Sandals versus sneakers, are all adventure shoes created equal? Our experts responded with an overwhelming no!

“Regardless of what you are doing, you need footwear that is supportive and can take on multiple surface types,” said Murdock. “If you are going to be in areas with a lot of brush, high grasses, etc., stick to closed-toed options. If your adventure is keeping you in mostly paved and ‘clear’ areas you could consider sandals but make sure they are supportive and won’t slip off easily. An additional factor to consider is the climate.”

Not to mention the creepy crawlies. “I have found when hiking, especially in densely wooded areas, that I like sneakers or hiking shoes better as they keep the bugs at bay and protect the toes from unforeseen objects,” said Steiger.

Better without you

Seeing how easy it is to over pack for such an expedition, we wanted to know what travelers commonly pack for adventure travel that experts know they’ll never use.

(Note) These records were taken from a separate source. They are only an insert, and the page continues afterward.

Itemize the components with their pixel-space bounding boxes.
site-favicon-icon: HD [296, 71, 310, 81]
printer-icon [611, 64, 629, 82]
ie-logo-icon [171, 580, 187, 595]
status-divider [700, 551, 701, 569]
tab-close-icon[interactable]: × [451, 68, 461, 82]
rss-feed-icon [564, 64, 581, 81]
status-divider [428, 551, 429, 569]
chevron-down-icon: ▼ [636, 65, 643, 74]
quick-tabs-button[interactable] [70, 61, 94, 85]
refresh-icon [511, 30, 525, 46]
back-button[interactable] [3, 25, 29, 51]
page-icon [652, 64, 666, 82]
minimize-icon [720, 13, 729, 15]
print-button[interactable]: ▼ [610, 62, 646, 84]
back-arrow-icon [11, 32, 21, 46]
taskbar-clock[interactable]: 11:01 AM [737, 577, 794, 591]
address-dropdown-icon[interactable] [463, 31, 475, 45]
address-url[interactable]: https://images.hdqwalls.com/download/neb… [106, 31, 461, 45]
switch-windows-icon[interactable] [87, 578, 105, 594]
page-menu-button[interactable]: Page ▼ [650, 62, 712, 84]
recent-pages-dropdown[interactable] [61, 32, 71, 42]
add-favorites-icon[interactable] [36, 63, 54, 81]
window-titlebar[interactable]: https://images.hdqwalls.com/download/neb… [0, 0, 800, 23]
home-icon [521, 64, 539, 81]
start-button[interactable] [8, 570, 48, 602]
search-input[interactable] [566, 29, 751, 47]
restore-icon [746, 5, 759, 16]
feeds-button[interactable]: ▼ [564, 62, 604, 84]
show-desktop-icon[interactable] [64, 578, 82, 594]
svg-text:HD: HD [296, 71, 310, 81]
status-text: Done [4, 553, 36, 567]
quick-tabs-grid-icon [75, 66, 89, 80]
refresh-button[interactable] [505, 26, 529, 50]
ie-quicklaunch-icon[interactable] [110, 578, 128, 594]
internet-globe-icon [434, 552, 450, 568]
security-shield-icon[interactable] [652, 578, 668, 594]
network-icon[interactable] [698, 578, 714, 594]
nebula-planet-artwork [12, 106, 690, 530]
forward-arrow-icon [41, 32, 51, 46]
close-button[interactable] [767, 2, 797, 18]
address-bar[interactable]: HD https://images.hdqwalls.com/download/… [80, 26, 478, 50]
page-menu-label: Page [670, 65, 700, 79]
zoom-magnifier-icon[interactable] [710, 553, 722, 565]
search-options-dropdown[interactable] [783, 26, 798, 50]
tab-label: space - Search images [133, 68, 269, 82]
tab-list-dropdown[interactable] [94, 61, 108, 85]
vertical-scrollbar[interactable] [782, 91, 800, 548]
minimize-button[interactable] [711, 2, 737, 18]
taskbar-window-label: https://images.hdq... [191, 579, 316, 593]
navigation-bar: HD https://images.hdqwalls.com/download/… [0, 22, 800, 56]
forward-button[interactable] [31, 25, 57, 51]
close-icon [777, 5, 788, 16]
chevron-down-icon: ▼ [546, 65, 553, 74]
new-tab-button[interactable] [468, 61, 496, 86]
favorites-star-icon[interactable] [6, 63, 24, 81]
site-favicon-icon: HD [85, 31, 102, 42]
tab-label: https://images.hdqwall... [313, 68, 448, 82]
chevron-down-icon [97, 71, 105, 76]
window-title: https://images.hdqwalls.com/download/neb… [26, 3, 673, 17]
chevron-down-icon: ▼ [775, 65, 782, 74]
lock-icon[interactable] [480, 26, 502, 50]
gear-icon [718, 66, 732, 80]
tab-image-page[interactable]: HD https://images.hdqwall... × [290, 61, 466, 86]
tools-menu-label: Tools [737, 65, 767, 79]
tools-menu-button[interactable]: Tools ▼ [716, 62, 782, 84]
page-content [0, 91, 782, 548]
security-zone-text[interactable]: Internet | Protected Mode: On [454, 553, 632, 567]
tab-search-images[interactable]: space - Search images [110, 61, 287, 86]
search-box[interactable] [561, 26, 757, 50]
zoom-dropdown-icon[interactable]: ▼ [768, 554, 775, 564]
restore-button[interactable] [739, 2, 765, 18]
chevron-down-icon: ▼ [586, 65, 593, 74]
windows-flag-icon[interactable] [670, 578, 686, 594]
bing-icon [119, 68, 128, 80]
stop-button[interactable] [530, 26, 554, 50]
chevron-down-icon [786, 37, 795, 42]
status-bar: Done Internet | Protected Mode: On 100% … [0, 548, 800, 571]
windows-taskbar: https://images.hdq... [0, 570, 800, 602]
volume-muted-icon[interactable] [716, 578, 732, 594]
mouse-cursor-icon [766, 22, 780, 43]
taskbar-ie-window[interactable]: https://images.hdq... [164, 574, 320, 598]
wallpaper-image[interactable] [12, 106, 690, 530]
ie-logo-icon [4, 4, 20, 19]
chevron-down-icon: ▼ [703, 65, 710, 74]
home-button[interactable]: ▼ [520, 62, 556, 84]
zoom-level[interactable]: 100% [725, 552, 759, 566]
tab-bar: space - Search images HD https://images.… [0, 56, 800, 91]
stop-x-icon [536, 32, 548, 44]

Unless you’re going on a safari, you probably don’t need to bring your binoculars. “They are big, heavy, bulky and cumbersome and travelers don’t usually think to use them,” said Becker.

Steiger is hopeful that her clients won’t need a flint and steel fire starter. “If you’re going on an unguided hiking or biking adventure, you could run into an issue that may allow for the use of these tools, but with the use of a guide the chances are very slim.”

And Murdock knows outdoor accessories can be travelers’ Achilles heel, “Have you been in an outdoor supply store lately? There are so many cool gadgets but most people don’t really need them all. I would say pack lightly on items like cookware, toiletries and outerwear. People always want a jacket for every possible weather situation but I suggest having a light jacket that will keep you warm and some sort of rain protection and you are good to go.”